Впрочем, нет. Именно потому, что на следующий день почувствовал некую пустоту от вроде бы и содержательного времяпрепровождения, вдруг захотелось работать. Так, как жаждущему нестерпимо хочется пить, как голодному потребен кусок хлеба. Безделие хорошо в меру, а сверх ее хуже горькой редьки. Выть хочется.
И я чуть не взвыл. Презрев деликатность, решил немедленно созвониться с мастером. Мне позарез нужна была "Колибри". Прямо-таки горел нетерпением продолжать роман о перестройке.
Меня всего переполняло чувство уверенности, что вот сейчас, если не расхоложусь, двину роман настолько, что в считанные дни закончу. Ведь написать оставалось не более трети.
Вообще-то, перед окончанием работы меня охватывает священный трепет, потому что самое трудное, по опыту знаю, – начало и конец.

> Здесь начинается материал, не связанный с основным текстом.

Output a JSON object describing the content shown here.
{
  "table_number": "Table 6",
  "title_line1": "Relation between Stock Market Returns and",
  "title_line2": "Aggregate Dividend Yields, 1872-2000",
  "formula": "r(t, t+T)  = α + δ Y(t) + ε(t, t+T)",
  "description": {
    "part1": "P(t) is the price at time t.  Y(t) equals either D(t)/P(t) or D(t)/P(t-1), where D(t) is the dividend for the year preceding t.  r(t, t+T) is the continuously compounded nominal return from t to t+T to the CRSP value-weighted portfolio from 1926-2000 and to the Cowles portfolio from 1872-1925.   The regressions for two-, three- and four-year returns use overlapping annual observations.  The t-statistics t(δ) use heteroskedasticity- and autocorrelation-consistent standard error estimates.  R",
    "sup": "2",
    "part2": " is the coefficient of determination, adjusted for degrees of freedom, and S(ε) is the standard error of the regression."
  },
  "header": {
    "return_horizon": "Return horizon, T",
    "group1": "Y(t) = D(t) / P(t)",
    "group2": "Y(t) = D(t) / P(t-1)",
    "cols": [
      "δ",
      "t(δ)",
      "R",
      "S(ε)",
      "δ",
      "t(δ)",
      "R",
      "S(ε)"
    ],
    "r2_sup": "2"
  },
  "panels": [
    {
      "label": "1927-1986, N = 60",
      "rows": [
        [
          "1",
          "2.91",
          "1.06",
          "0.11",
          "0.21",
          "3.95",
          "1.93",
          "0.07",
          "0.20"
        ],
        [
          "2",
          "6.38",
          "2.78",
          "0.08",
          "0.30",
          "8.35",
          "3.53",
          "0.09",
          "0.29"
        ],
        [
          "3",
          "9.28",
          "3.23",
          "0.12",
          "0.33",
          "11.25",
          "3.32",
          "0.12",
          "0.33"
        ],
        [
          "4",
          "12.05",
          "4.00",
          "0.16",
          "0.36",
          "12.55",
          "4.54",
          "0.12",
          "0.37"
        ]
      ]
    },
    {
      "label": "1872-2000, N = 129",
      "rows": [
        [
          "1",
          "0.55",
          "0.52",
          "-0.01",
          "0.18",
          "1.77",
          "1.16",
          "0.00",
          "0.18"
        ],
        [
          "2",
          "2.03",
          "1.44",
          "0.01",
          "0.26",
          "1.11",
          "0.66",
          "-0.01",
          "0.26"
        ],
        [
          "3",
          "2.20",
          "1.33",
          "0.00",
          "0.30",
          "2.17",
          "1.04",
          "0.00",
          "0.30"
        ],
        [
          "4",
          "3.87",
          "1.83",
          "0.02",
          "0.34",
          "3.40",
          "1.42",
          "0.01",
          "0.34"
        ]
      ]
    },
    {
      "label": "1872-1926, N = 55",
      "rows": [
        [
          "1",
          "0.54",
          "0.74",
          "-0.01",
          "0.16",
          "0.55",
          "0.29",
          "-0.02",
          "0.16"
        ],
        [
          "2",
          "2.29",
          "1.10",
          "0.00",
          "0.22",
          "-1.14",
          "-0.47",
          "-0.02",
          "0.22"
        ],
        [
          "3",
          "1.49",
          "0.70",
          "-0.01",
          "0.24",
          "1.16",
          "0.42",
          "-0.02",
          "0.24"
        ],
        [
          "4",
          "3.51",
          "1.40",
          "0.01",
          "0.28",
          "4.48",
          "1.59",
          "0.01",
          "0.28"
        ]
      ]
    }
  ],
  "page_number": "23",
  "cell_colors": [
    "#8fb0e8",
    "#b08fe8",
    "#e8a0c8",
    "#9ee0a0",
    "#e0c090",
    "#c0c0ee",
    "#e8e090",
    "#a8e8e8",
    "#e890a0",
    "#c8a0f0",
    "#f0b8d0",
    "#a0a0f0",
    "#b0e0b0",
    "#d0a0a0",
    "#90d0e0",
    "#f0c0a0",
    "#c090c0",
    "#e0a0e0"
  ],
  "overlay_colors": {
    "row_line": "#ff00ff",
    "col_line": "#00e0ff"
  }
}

Приступая, если даже замысел вполне сложился, все равно делаешь несколько заходов. Пробуешь несколько начал. Пишешь и выбрасываешь, пишешь и выбрасываешь, пока не нащупаешь верную тропу. Потом пойдет полегче, хотя и не всегда. И в середине работы, да что там в середине, в любом месте возникают заторы. Так заколодит, хоть бросай. И бросаешь иной раз, отвлекаешься на что-то другое.
Но все это ничто в сравнении с муками окончания.
А вот сейчас посетило такое чувство, что не остынь я, на этот раз единым махом завершу роман.
К черту отдых, к черту всякие там релаксации. Работать, только работать. Если не сяду сейчас же работать, то места себе не найду, с ума сойду, умру. Кому-то такое состояние должно показаться странным, многие даже и представить себе такого не могут.